Incoming Chinese Nationalist Party (KMT) chairwoman Cheng Li-wun (鄭麗文) would be taking over a party full of old wounds, and her main challenge is to rebuild the KMT and political trust, an academic said on Sunday.
Cheng on Saturday won the party chairperson election with 65,122 votes, or 50.15 percent of the vote.
She is to succeed incumbent Eric Chu (朱立倫) on Saturday next week for a four-year term.
Photo: Chen Yi-kuan, Taipei Times
The KMT not only must contend with division and an aging membership, but a structural problem which emphasizes top-down obedience, hierarchy and a reliance on closed-door negotiations, said Du Sheng-tsung (杜聖聰), chair of Ming Chuan University’s Department of Radio and Television.
The KMT has a political DNA that evolved from a Leninist-style revolutionary party system, making any reformer inside the party feel like they are “breathing in a stone chamber,” he said.
If Cheng wants to advocate for change, she has to confront two enemies: the party’s systemic inertia and the party factions’ need for self-preservation, Du said.
She would be on precarious footing, as the party’s resource allocation and policy priorities are tied up with local factions, he said.
She has to avoid repeating the mistakes of former KMT chairwoman Hung Hsiu-chu (洪秀柱), who attempted to redefine the political narrative of “the Republic of China in Taiwan,” but ultimately became isolated and lost support, Du said.

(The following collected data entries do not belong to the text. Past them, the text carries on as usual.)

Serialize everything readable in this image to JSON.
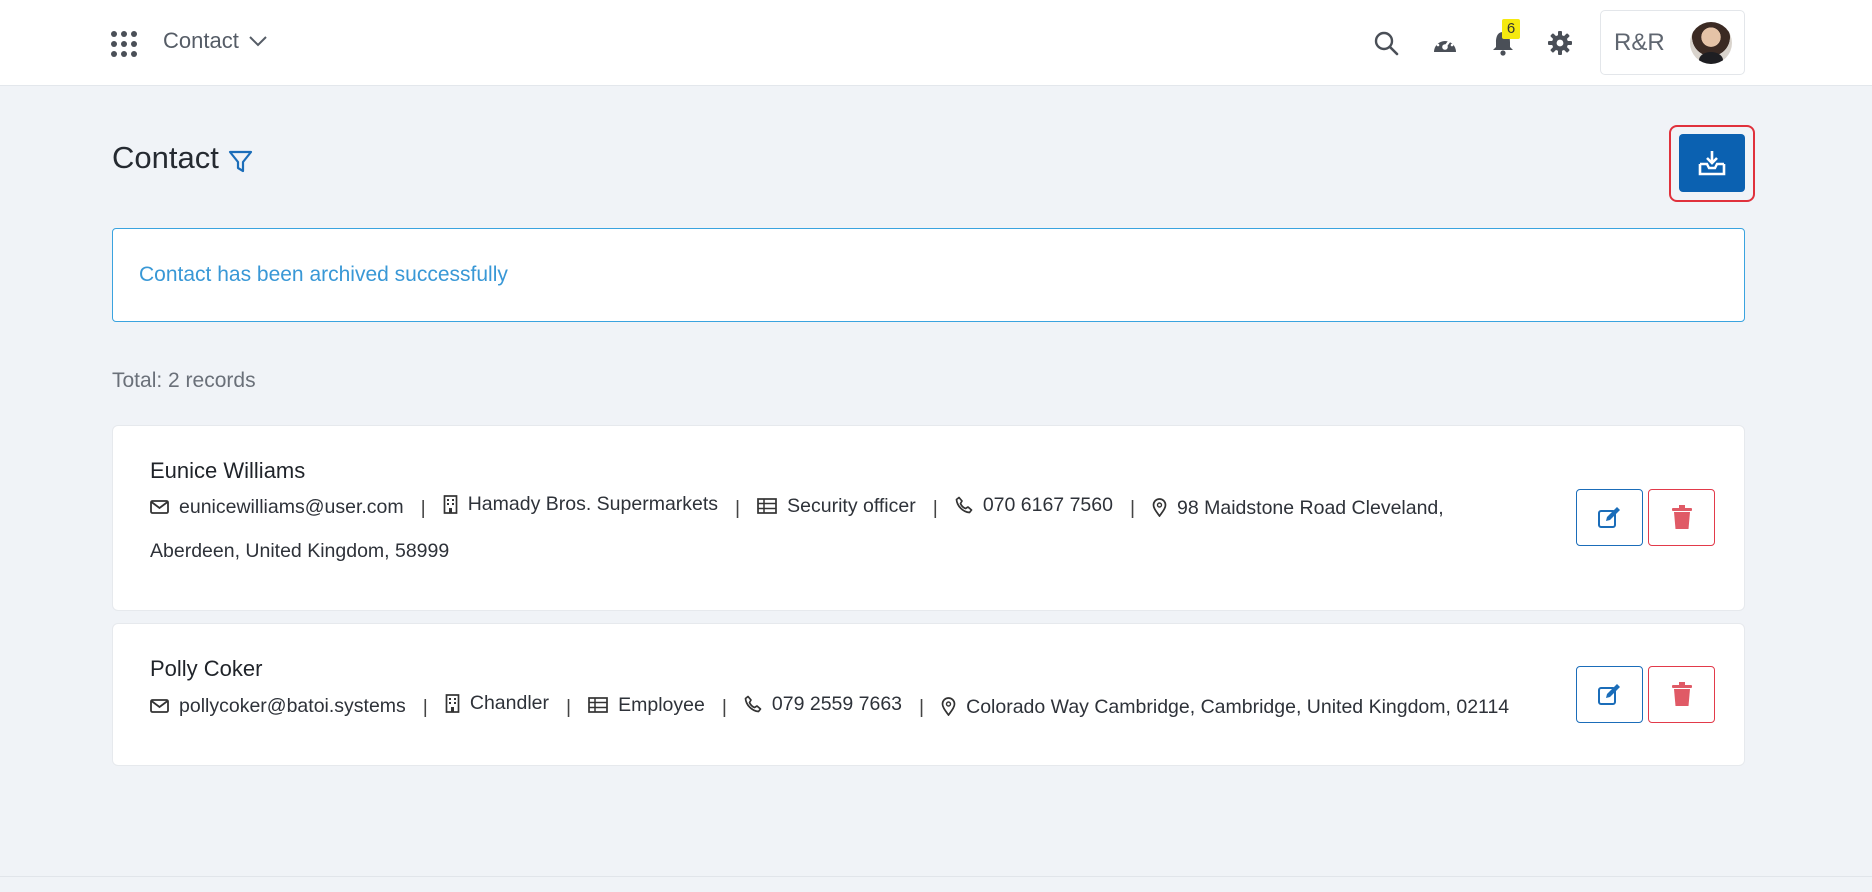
{
  "header": {
    "module": "Contact",
    "notification_count": "6",
    "org": "R&R"
  },
  "page": {
    "title": "Contact"
  },
  "alert": {
    "message": "Contact has been archived successfully"
  },
  "summary": {
    "total": "Total: 2 records"
  },
  "contacts": [
    {
      "name": "Eunice Williams",
      "email": "eunicewilliams@user.com",
      "company": "Hamady Bros. Supermarkets",
      "position": "Security officer",
      "phone": "070 6167 7560",
      "address": "98 Maidstone Road Cleveland, Aberdeen, United Kingdom, 58999"
    },
    {
      "name": "Polly Coker",
      "email": "pollycoker@batoi.systems",
      "company": "Chandler",
      "position": "Employee",
      "phone": "079 2559 7663",
      "address": "Colorado Way Cambridge, Cambridge, United Kingdom, 02114"
    }
  ],
  "colors": {
    "primary": "#0b61b1",
    "alert_text": "#3998d6",
    "danger": "#e23a4a",
    "badge": "#f5e90f"
  },
  "icons": [
    "apps-grid-icon",
    "chevron-down-icon",
    "search-icon",
    "dashboard-icon",
    "bell-icon",
    "gear-icon",
    "filter-icon",
    "download-icon",
    "envelope-icon",
    "building-icon",
    "table-icon",
    "phone-icon",
    "map-pin-icon",
    "edit-icon",
    "trash-icon"
  ]
}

Without a strong political acumen and broad coordination, Cheng could find her authority confined to her office, he added.
If her team does not reshape the narrative, but merely plays defense, the KMT’s cross-strait role could completely devolve into a historical relic, he said.
The political trust that her team has to rebuild involves addressing deep-blue voters’ loyalty concerns, local factions’ pragmatic calculations, younger voters’ emotional disconnect with politics and the Democratic Progressive Party’s fortified media narrative, he said.
Any one of these forces could derail her leadership, he said.
She faces not only a political test, but a quest for a third path centered on trust and generations, he said.